Tanner Hodges

September 12, 2021

#7 Core Restaurant Vitals, and other analogies

What if we translated Core Web Vitals to the restaurant world? What would those metrics look like?

Here’s my first stab at it:

  • Time To Menu: From the moment a customer walks in to the time they can read the menu.
  • First Waiter Delay: The delay between a customer trying to and actually getting a waiter’s attention.
  • Cumulative Table Wobbles: How much a customer’s table wobbles during their visit.

Looking at these metrics in a different context, like a restaurant, adds a fresh perspective (at least for me) for web vitals. I feel like I have a lot more intuitive sense of the value of each metric, how they interact with each other, and what I’m missing when I focus on just them.

For example, I immediately ask, “What kind of restaurant is this? Is it a sit down restaurant or a fast food joint?” And the questions go from there: How important is the menu? How fast can I cook and serve the food? Is it any good? Would a different process help? What do my customers really care about? Etc.

Web vitals are similar: they’re a great gut check on the health of my website, but they’re specifically designed to be simple—they don’t tell me how valuable my content is or how happy people really are with my product. I need to dig deeper for those answers.

Vitals don’t prove you’re alive, they just say you’re not dead.

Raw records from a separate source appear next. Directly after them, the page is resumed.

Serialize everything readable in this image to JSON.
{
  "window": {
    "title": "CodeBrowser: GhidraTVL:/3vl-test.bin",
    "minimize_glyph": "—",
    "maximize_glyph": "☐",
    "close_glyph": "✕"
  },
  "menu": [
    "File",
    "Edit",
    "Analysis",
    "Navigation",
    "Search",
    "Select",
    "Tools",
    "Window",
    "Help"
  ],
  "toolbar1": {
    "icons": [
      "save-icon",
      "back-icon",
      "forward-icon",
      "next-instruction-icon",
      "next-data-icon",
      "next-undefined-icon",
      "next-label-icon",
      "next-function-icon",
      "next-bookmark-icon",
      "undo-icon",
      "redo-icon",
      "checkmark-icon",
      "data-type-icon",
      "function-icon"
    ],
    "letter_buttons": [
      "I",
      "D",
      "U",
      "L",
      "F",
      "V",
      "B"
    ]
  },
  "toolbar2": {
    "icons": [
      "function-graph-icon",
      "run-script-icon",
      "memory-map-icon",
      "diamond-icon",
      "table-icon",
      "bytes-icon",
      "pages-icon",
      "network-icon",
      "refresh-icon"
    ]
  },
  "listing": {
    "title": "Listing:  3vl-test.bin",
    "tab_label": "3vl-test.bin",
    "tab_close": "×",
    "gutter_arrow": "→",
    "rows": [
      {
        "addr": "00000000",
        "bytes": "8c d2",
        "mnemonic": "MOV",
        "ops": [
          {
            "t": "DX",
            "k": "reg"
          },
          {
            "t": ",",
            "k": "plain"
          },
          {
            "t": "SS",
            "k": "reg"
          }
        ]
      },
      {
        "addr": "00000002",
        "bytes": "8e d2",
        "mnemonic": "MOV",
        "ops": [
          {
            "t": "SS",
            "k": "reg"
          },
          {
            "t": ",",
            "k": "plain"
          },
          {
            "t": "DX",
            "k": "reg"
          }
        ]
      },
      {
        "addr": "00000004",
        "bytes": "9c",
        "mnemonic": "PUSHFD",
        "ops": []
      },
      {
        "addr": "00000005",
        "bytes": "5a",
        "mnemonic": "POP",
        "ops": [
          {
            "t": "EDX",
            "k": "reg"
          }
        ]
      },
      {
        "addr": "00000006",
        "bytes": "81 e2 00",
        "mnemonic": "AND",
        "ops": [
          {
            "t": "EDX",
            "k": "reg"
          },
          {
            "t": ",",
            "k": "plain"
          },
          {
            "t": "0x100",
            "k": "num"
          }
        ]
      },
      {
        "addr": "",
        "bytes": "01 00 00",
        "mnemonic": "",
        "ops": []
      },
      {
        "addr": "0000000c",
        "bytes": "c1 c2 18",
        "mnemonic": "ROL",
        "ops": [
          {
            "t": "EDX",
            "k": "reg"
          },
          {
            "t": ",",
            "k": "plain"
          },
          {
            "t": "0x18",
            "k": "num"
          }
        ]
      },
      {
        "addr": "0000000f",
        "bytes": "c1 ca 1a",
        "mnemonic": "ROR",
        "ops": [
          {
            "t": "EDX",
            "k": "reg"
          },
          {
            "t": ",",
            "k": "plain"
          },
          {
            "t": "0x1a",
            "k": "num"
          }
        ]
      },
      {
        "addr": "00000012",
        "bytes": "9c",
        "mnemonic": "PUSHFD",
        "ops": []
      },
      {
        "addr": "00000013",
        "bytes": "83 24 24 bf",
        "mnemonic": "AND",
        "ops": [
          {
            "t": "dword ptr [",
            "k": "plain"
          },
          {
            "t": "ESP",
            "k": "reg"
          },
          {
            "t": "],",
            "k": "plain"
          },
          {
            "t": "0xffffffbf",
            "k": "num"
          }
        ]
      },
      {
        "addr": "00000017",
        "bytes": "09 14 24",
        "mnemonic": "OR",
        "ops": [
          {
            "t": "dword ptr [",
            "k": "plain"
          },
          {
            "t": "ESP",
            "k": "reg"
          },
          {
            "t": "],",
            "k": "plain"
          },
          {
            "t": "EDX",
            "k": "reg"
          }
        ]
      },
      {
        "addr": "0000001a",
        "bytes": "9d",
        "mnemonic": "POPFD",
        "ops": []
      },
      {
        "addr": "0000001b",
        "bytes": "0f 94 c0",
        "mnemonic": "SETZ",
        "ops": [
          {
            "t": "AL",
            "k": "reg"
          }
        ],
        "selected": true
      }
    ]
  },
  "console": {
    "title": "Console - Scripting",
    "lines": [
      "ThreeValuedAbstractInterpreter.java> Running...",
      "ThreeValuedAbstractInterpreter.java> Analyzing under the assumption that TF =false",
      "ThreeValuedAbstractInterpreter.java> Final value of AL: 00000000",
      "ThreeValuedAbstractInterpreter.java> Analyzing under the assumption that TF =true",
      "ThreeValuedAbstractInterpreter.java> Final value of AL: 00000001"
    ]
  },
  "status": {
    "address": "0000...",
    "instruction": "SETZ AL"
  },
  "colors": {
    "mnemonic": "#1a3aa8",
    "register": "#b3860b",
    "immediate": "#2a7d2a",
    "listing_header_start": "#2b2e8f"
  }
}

But back to restaurants, it’s interesting: if I focus on, say, Time To Menu, I can come up with clever ways to improve that metric, like posting a “critical menu” on the front door of my restaurant. But if it still takes people forever to actually place their order and get their food, what good does it do them?

And so with First Waiter Delay: if my waiters are hyper-attentive and responding immediately to every customer response, but my kitchen is consistently slow, churning out poor quality food that needs to be taken back, how much am I really improving my customer’s experience?

(Everybody should fix their wobbly tables, by the way, because they’re just the worst. Please and thank you!)

Vitals are important, but let’s be careful not to miss the forest for the trees. Translating metrics to other contexts can help regain that sense of perspective.

What are some other analogies you use for web performance?